Extrapolating from the group to the individual is extremely difficult. It requires the treating physician to evaluate the conditional probabilities of benefit and harm based on conditions that differ from those tested.

Conditional probabilities are extremely difficult to calculate and our intuition about them can be wildly off base.

Here is an example (adapted from one in The Drunkard's Walk).
If John and Mary have two children what is the probability that both are girls? Answer 1/4.

Now we add a condition: The older child is a girl. What is the probability that both are girls? Answer 1/2.

Now we change the condition slightly: One of the children is a girl. What is the probability that both are girls?
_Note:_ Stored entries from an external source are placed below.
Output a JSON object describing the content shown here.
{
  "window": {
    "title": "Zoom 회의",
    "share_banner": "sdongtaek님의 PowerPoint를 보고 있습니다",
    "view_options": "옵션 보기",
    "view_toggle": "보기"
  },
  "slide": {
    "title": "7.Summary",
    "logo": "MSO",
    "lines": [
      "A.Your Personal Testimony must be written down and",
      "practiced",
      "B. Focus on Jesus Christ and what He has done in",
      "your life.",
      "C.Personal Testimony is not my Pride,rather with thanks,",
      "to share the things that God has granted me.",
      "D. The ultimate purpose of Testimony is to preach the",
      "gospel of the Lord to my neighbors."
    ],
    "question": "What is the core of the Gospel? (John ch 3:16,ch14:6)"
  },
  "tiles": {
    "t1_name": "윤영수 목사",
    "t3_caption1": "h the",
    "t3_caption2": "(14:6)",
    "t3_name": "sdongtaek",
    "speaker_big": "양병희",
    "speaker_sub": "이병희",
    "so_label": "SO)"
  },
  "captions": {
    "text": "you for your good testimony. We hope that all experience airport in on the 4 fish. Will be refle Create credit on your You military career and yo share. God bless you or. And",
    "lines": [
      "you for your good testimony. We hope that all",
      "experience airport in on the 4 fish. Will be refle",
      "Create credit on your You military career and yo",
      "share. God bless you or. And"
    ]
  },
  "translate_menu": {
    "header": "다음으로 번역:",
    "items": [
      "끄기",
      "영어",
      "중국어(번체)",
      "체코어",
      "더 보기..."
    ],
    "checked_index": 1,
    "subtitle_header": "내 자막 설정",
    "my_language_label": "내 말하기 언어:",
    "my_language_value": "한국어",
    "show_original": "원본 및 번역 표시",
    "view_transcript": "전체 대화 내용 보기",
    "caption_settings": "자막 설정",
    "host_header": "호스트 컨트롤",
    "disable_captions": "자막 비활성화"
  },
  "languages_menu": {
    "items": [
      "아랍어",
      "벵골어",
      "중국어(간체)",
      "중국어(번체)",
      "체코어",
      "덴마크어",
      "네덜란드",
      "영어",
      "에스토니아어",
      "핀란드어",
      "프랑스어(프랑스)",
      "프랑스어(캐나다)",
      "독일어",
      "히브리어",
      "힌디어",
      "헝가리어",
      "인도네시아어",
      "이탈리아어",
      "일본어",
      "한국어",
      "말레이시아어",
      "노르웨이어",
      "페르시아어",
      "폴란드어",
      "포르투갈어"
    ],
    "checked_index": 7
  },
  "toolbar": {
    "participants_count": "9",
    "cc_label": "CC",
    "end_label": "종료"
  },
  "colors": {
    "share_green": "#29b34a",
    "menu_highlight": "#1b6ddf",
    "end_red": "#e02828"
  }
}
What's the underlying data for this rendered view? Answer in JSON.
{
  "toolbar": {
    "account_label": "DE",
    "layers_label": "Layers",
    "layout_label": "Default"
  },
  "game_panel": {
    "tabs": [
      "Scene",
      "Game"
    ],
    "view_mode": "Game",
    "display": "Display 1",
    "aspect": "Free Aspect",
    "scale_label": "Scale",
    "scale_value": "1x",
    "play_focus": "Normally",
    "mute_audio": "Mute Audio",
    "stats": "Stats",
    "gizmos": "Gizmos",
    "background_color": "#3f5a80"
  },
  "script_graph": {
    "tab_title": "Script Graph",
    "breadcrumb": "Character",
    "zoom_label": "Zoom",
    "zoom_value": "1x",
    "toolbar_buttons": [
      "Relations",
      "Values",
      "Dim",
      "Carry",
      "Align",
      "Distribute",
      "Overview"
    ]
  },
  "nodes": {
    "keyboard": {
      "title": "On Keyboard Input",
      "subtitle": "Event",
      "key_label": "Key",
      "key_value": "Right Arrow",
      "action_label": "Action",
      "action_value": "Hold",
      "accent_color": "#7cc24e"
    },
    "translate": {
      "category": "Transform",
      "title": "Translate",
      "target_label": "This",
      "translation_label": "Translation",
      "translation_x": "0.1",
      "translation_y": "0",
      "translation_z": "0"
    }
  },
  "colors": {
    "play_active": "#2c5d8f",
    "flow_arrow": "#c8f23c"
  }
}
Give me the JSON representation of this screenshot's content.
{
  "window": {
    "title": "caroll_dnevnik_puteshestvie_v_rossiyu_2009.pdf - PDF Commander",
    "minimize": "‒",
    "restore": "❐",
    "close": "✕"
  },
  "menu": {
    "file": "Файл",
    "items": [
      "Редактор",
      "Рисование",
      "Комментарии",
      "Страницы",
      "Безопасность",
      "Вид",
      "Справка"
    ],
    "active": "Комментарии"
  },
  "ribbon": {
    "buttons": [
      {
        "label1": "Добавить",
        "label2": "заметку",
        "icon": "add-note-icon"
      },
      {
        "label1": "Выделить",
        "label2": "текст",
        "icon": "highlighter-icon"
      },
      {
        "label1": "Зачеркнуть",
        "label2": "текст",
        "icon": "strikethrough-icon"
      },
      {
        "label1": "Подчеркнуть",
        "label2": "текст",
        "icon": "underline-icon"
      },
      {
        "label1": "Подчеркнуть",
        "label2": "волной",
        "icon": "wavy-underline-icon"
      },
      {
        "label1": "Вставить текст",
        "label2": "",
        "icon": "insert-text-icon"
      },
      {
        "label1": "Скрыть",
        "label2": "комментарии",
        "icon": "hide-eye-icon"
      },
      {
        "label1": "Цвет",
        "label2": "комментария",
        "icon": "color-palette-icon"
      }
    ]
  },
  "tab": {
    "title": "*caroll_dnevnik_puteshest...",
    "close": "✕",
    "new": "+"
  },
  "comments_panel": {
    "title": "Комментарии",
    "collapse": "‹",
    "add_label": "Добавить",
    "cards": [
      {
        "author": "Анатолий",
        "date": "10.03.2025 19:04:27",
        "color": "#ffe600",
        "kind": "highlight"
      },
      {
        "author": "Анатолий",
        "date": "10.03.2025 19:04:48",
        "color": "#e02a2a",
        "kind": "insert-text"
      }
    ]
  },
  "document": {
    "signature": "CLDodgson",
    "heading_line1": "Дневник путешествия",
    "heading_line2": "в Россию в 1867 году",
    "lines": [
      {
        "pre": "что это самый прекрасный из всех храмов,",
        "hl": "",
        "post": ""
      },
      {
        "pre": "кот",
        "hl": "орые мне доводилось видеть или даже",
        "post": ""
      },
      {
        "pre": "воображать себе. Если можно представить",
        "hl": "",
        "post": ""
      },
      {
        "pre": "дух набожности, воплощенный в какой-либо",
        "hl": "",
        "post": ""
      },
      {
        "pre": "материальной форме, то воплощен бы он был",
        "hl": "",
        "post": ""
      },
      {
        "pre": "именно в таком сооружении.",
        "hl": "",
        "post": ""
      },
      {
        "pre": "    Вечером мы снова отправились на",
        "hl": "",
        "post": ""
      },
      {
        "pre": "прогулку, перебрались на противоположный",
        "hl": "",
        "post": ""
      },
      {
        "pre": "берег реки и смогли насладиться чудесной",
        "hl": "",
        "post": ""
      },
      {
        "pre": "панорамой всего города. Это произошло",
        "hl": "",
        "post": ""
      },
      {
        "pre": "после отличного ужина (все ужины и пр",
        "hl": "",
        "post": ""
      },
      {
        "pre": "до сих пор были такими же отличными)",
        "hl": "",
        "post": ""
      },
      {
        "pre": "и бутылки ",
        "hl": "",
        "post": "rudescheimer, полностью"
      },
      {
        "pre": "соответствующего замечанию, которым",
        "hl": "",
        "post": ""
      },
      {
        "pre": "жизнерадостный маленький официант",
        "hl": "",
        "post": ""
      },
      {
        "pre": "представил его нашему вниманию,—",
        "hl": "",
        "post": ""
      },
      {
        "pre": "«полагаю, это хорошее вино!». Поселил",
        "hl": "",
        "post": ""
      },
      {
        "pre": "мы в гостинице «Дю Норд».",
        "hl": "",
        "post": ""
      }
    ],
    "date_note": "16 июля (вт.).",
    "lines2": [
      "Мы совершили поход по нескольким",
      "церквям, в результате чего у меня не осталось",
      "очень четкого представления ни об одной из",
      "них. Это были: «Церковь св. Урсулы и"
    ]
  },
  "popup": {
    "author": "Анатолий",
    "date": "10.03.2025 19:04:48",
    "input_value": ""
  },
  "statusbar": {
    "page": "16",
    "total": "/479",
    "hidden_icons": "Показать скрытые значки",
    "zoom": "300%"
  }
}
Answer 1/3.

Now we add a seemingly irrelevant condition. One of the children is a girl with curly hair. What is the probability that both are girls? Answer: It depends on the proportion of curly-haired girls in the population. If John and Mary are in Nairobi the answer will be about 1/3. If John and Mary are in Seoul the answer will be about 1/2. Note that in a medical situation would be a large difference; 0.3 to 0.5.

Even in this simple example the answers are completely counterintuitive. Who could imagine that the curly hair condition could change the probability of both children being girls.

Now imagine trying to extrapolate from research data in which the subjects met a range of conditions, but the patient we are trying to treat has several other conditions, such as chronic medical illnesses, additional medications for those medical illnesses and different life circumstances. It is mathematically intractable.

Faced with no logical way of finding the correct answer we pick a choice based on what we think and feel we are expected to do. And this is based on who we are listening to, what they are doing, what they are telling us to do, ... . Which is why the marketing and drug reps being schmoozy, and the KOLs etc are so influential.